3. Marine Le Pen will not be elected president of France. Her National Front will be thwarted again. And she'll step down as leader when she realizes she can't win even in a time of heavy terrorism and after shedding her father and the open anti-Semitism he brought to the party. An uninspiring former prime minister, François Fillon, will emerge as the least worst choice of French voters, which also explained why François Hollande won the last French presidential election.
4. The government of Japan will face some surprising economic problems as a result of Abenomics, which is the term used to describe Prime Minister Shinzo Abe's economic-stimulus program. Loose monetary policy combined with large deficits will put the country in a more precarious position, as will Donald Trump's more nationalistic economic policies.

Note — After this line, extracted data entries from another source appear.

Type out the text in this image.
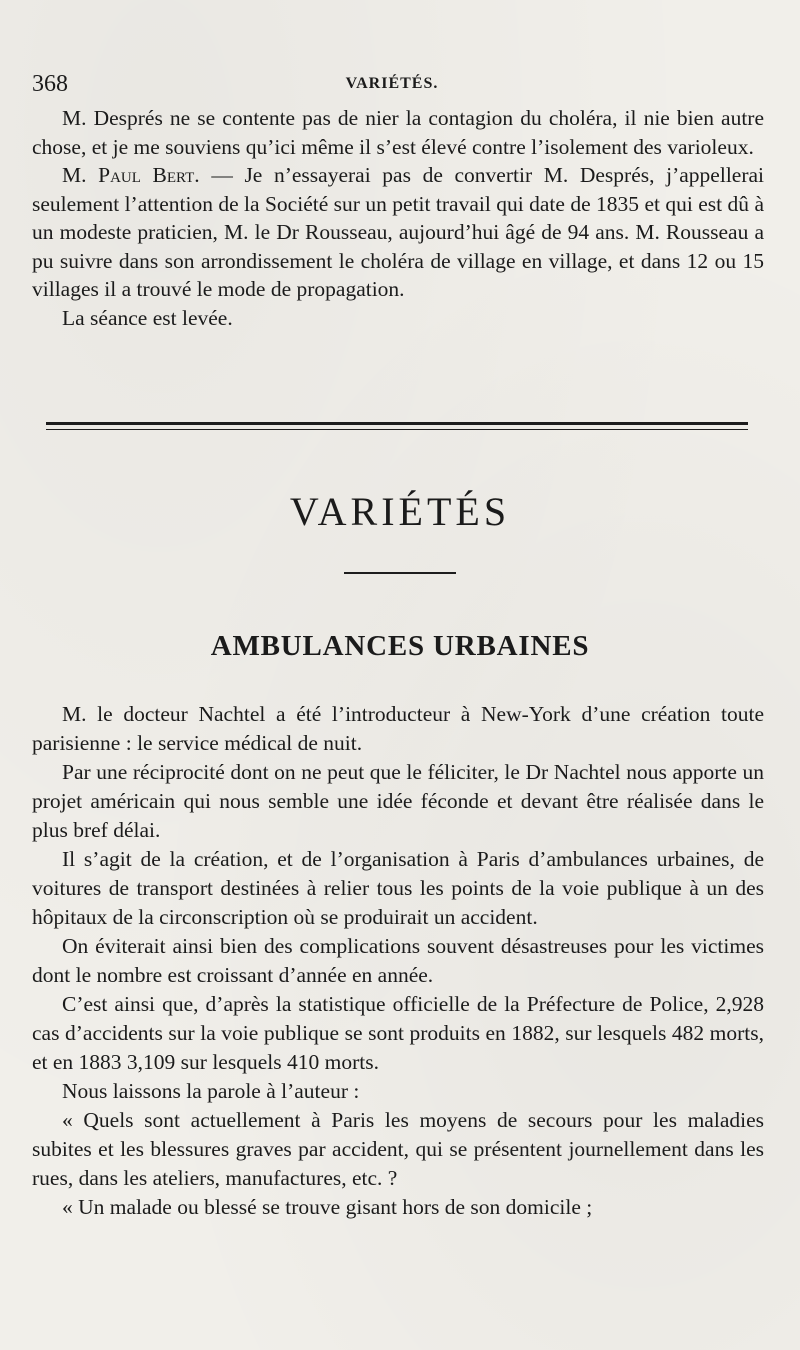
368	VARIÉTÉS.

M. Després ne se contente pas de nier la contagion du choléra, il nie bien autre chose, et je me souviens qu’ici même il s’est élevé contre l’isolement des varioleux.

M. Paul Bert. — Je n’essayerai pas de convertir M. Després, j’appellerai seulement l’attention de la Société sur un petit travail qui date de 1835 et qui est dû à un modeste praticien, M. le Dr Rousseau, aujourd’hui âgé de 94 ans. M. Rousseau a pu suivre dans son arrondissement le choléra de village en village, et dans 12 ou 15 villages il a trouvé le mode de propagation.

La séance est levée.

VARIÉTÉS
AMBULANCES URBAINES

M. le docteur Nachtel a été l’introducteur à New-York d’une création toute parisienne : le service médical de nuit.

Par une réciprocité dont on ne peut que le féliciter, le Dr Nachtel nous apporte un projet américain qui nous semble une idée féconde et devant être réalisée dans le plus bref délai.

Il s’agit de la création, et de l’organisation à Paris d’ambulances urbaines, de voitures de transport destinées à relier tous les points de la voie publique à un des hôpitaux de la circonscription où se produirait un accident.

On éviterait ainsi bien des complications souvent désastreuses pour les victimes dont le nombre est croissant d’année en année.

C’est ainsi que, d’après la statistique officielle de la Préfecture de Police, 2,928 cas d’accidents sur la voie publique se sont produits en 1882, sur lesquels 482 morts, et en 1883 3,109 sur lesquels 410 morts.

Nous laissons la parole à l’auteur :

« Quels sont actuellement à Paris les moyens de secours pour les maladies subites et les blessures graves par accident, qui se présentent journellement dans les rues, dans les ateliers, manufactures, etc. ?

« Un malade ou blessé se trouve gisant hors de son domicile ;
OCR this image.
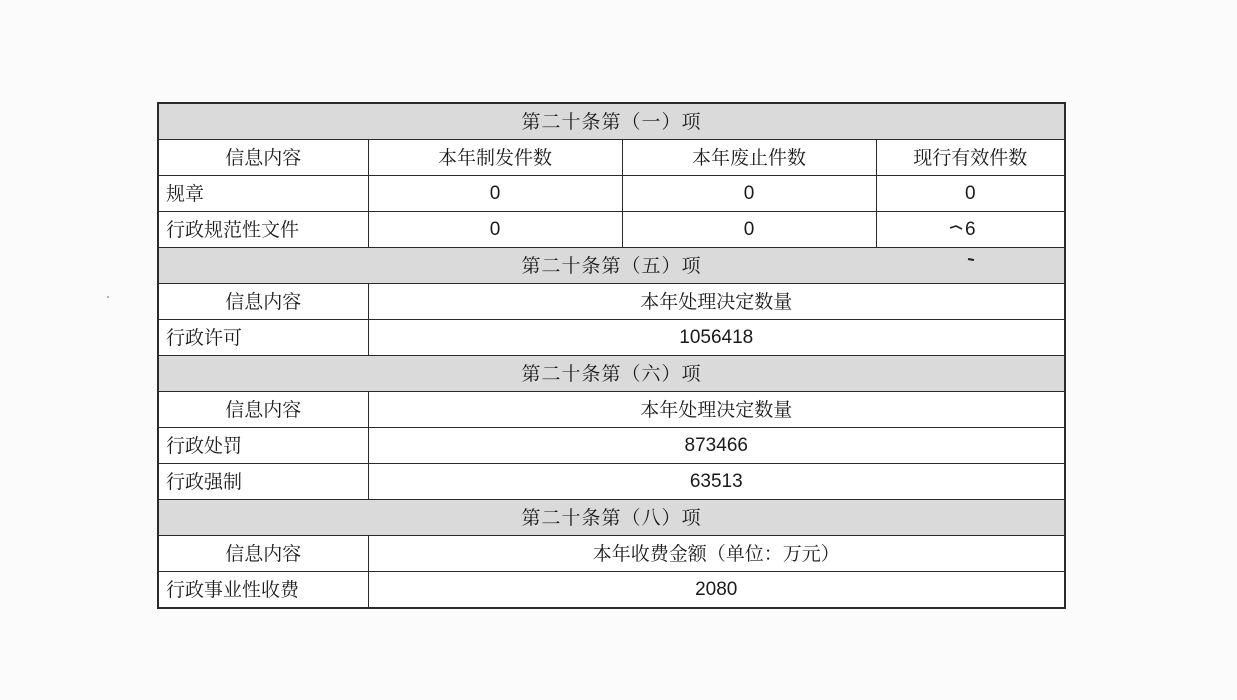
第二十条第（一）项			
信息内容	本年制发件数	本年废止件数	现行有效件数
规章	0	0	0
行政规范性文件	0	0	6
第二十条第（五）项			
信息内容	本年处理决定数量		
行政许可	1056418		
第二十条第（六）项			
信息内容	本年处理决定数量		
行政处罚	873466		
行政强制	63513		
第二十条第（八）项			
信息内容	本年收费金额（单位：万元）		
行政事业性收费	2080		
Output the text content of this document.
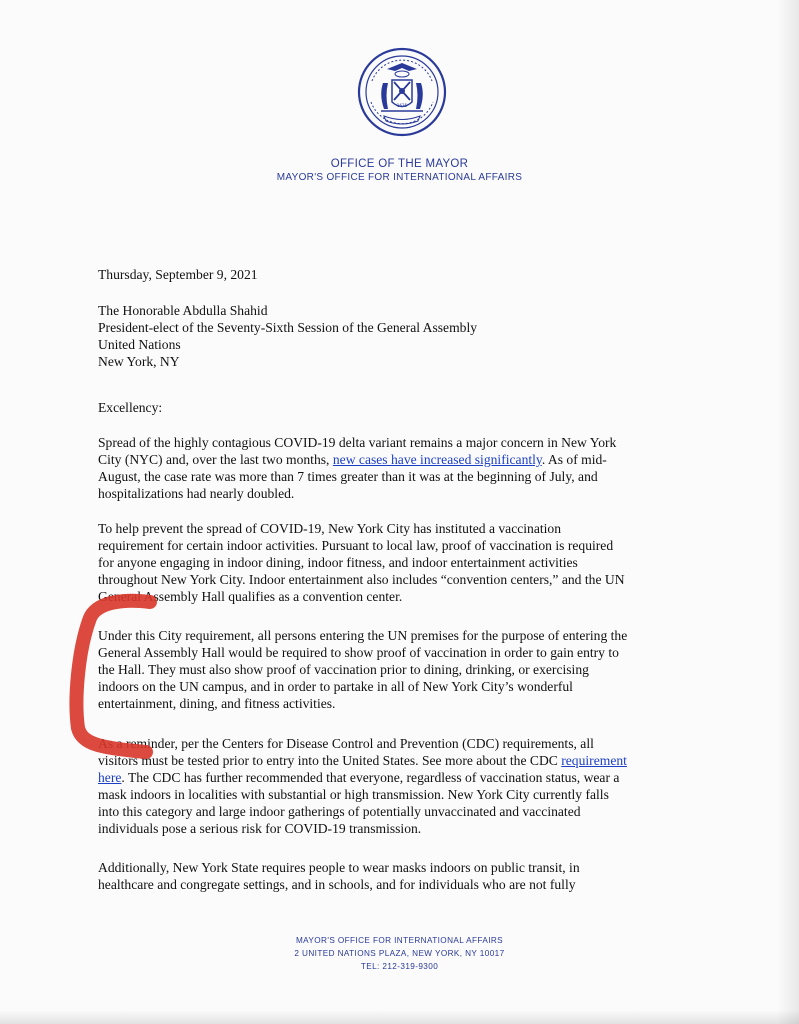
1625
OFFICE OF THE MAYOR
MAYOR'S OFFICE FOR INTERNATIONAL AFFAIRS
Thursday, September 9, 2021
The Honorable Abdulla Shahid
President-elect of the Seventy-Sixth Session of the General Assembly
United Nations
New York, NY
Excellency:
Spread of the highly contagious COVID-19 delta variant remains a major concern in New York
City (NYC) and, over the last two months, new cases have increased significantly. As of mid-
August, the case rate was more than 7 times greater than it was at the beginning of July, and
hospitalizations had nearly doubled.
To help prevent the spread of COVID-19, New York City has instituted a vaccination
requirement for certain indoor activities. Pursuant to local law, proof of vaccination is required
for anyone engaging in indoor dining, indoor fitness, and indoor entertainment activities
throughout New York City. Indoor entertainment also includes “convention centers,” and the UN
General Assembly Hall qualifies as a convention center.
Under this City requirement, all persons entering the UN premises for the purpose of entering the
General Assembly Hall would be required to show proof of vaccination in order to gain entry to
the Hall. They must also show proof of vaccination prior to dining, drinking, or exercising
indoors on the UN campus, and in order to partake in all of New York City’s wonderful
entertainment, dining, and fitness activities.
As a reminder, per the Centers for Disease Control and Prevention (CDC) requirements, all
visitors must be tested prior to entry into the United States. See more about the CDC requirement
here. The CDC has further recommended that everyone, regardless of vaccination status, wear a
mask indoors in localities with substantial or high transmission. New York City currently falls
into this category and large indoor gatherings of potentially unvaccinated and vaccinated
individuals pose a serious risk for COVID-19 transmission.
Additionally, New York State requires people to wear masks indoors on public transit, in
healthcare and congregate settings, and in schools, and for individuals who are not fully
MAYOR'S OFFICE FOR INTERNATIONAL AFFAIRS
2 UNITED NATIONS PLAZA, NEW YORK, NY 10017
TEL: 212-319-9300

Adding to Japan's problems will be its dependence on increasingly expensive foreign oil.
5. The petering out of the Syrian civil war will reduce the exodus of Syrian refugees to Europe. But the continuing mass migration of Africans, driven in part by climate change and in part by political instability, will result in more sad stories in the media of boatloads of refugees sinking in the Mediterranean Sea.